Non Convertible debentures or NCDs
Conservative investors never give up a chance to earn 1% extra return on their investments in deposits and bonds. They are forever looking for that bank and company deposits, bonds, and debt mutual funds where they can earn that extra percent. The answer for such investors is Non Convertible debentures or NCDs.

What are NCDís
A private company is the sale of bonds or NCDs by companies looking to raise small amounts, typically less than Rs 300 crore, to a small set of investors. A clutch of distributors sells these bonds through word-of-mouth publicity, as regulations don't permit companies to advertise or market these bonds.

That means unless your agent or distributor is well connected, you won't know about the offer. Another hurdle is the minimum ticket size, which is higher than for normal bond offerings. One has to make a minimum investment of Rs 25,000 to Rs 1 lakh, compared with Rs 5,000 or Rs 10,000 in a regular public issue of bonds.
Evaluate company fundamentals
Currently, some finance companies like Muthoot, Mannapuram, SREI Infra Finance and HUDCO are offering bonds under the private placement route. The rates offered by them are indeed more.

Muthoot Finance is offering 12.75% for 18 months and 13% for 26 months. Similarly, Mannapuram Finance is offering 12.5% for 366 days, with an extra 0.5% for senior citizens.

SREI Infra Finance is offering 11.85% for a tenure of five years and three months, while HUDCO is offering a tax-free 8.09% for 10 years and 8.16% for 15 years. "Even though private placements are not advertised or marketed, a detailed prospectus is filed with Sebi and the issue is governed by Sebi guidelines.

Check the ratings and evaluate company fundamentals before committing your money to any such issue.

How Public issue are different from private NCD
The major difference between a public issue and a private placement is in their marketing and distribution. While a public issue can be advertised, you cannot do that for an issue offered through the private placement route.
Any kind of media communication, be it through print, television, internet or even mass mailers, cannot be used by the company or the distributor in a private placement.

Due to these restrictions, all brokers may not sell the issue. So, while in a public issue, an investor can just walk across to distributors and ask them for a form and fill it up, you need to check with your distributor if there is any NCD being offered through the private placement route.

As an investor, your investment approach to a public issue and an issue through private placement shouldn't be different. So, once you hear of any such investment opportunity, you need to do a check on the company issuing the NCD.

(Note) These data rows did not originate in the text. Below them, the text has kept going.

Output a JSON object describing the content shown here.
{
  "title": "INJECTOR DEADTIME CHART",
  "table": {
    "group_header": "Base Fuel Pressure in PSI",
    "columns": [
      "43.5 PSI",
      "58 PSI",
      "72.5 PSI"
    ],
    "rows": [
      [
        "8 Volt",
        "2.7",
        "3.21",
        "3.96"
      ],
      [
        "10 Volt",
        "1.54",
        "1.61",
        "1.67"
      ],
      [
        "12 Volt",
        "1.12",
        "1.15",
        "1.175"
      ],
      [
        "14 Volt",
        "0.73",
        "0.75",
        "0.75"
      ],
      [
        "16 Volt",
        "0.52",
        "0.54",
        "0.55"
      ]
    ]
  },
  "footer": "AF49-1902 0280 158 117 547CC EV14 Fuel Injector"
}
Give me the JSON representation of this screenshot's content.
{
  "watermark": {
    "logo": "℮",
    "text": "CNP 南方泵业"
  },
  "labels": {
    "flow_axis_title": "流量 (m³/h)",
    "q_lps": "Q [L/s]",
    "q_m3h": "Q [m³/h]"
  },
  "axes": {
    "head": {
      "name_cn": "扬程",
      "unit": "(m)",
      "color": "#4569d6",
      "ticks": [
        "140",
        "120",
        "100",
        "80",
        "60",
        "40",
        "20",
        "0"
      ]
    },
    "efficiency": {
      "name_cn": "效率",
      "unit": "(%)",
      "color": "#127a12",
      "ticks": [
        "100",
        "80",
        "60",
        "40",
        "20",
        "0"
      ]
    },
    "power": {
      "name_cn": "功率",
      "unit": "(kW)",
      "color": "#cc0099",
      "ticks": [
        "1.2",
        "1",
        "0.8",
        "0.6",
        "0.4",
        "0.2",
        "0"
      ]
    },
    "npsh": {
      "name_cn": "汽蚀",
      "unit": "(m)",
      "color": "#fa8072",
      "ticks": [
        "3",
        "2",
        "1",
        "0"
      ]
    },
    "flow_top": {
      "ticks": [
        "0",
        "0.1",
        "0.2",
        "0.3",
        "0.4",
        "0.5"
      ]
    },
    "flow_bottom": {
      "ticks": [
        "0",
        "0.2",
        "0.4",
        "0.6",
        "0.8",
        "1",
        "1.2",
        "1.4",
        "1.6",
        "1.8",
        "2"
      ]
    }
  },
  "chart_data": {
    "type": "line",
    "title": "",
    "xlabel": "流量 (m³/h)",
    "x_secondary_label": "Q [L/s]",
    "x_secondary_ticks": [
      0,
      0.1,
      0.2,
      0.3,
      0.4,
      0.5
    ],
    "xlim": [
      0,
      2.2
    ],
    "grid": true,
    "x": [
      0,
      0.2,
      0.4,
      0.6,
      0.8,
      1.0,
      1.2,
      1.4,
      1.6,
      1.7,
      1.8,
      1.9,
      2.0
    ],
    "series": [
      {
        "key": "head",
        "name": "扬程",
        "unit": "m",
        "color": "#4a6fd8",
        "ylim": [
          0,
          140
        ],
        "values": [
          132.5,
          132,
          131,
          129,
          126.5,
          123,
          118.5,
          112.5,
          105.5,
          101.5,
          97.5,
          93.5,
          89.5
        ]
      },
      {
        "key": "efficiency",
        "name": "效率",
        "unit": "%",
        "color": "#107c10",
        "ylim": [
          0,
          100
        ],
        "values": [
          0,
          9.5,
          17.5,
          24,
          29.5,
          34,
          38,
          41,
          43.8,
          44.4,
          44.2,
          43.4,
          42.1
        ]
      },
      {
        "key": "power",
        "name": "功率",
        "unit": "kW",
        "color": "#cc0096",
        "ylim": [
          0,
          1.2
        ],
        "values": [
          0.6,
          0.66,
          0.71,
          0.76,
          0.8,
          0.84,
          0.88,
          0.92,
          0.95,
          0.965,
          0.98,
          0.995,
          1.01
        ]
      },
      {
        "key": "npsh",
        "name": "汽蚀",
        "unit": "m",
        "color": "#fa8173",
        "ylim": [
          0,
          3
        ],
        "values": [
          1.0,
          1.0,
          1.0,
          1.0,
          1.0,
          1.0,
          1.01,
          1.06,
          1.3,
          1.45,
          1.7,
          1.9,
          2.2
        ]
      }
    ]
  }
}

QUALITY OF ISSUE AND LIQUIDITY of NCD
Check the credentials and financials of the company and the industry it functions in before investing in its bonds. Ratings assigned by credit rating companies could also give you a fair idea about its financial strength and pedigree. If you are risk-averse, avoid companies with low ratings. Lower-rated companies may pay you a higher coupon than higher-rated companies, but may come with extra risk.

It is advisable for retail investors to only go for companies which have an AA+ rating and above, as the extra return is not worth the risk. The NCDs come with various tenures, ranging from one year to 15 years. Check the tenure of the NCD and see if you are ready to commit money for that long.

While the tenure of Mannapuram Finance's NCDs is only one year, that of SREI Infra is 63 months. Even though these NCDs would be listed, it is unlikely they would be liquid due to their low issue size and lack of trading on the exchange. So if you are committing your money to a long-duration NCD, be sure that you do not need the money for the next five years

CALCULATE POST-TAX RETURNS
It always makes sense to evaluate the post-tax returns of any product by taking into account the tax bracket you are in. If you are in the high-income bracket, take that into consideration. For example, the interest income earned on HUDCO bonds is tax free. So even though the interest is lower than the other issues, keep the tax-free aspect in mind.

HOW MUCH TO INVEST
Finally, a high coupon rate does not mean you go all out and invest all your money in the instrument. Many of these NCDs on offer are from non-banking finance companies, which carry higher risk compared to bank deposits.
Some of them will be listed, but due to the small base, it is unlikely that they will be liquid. In the event of you requiring funds in an emergency, it would be difficult to exit these products.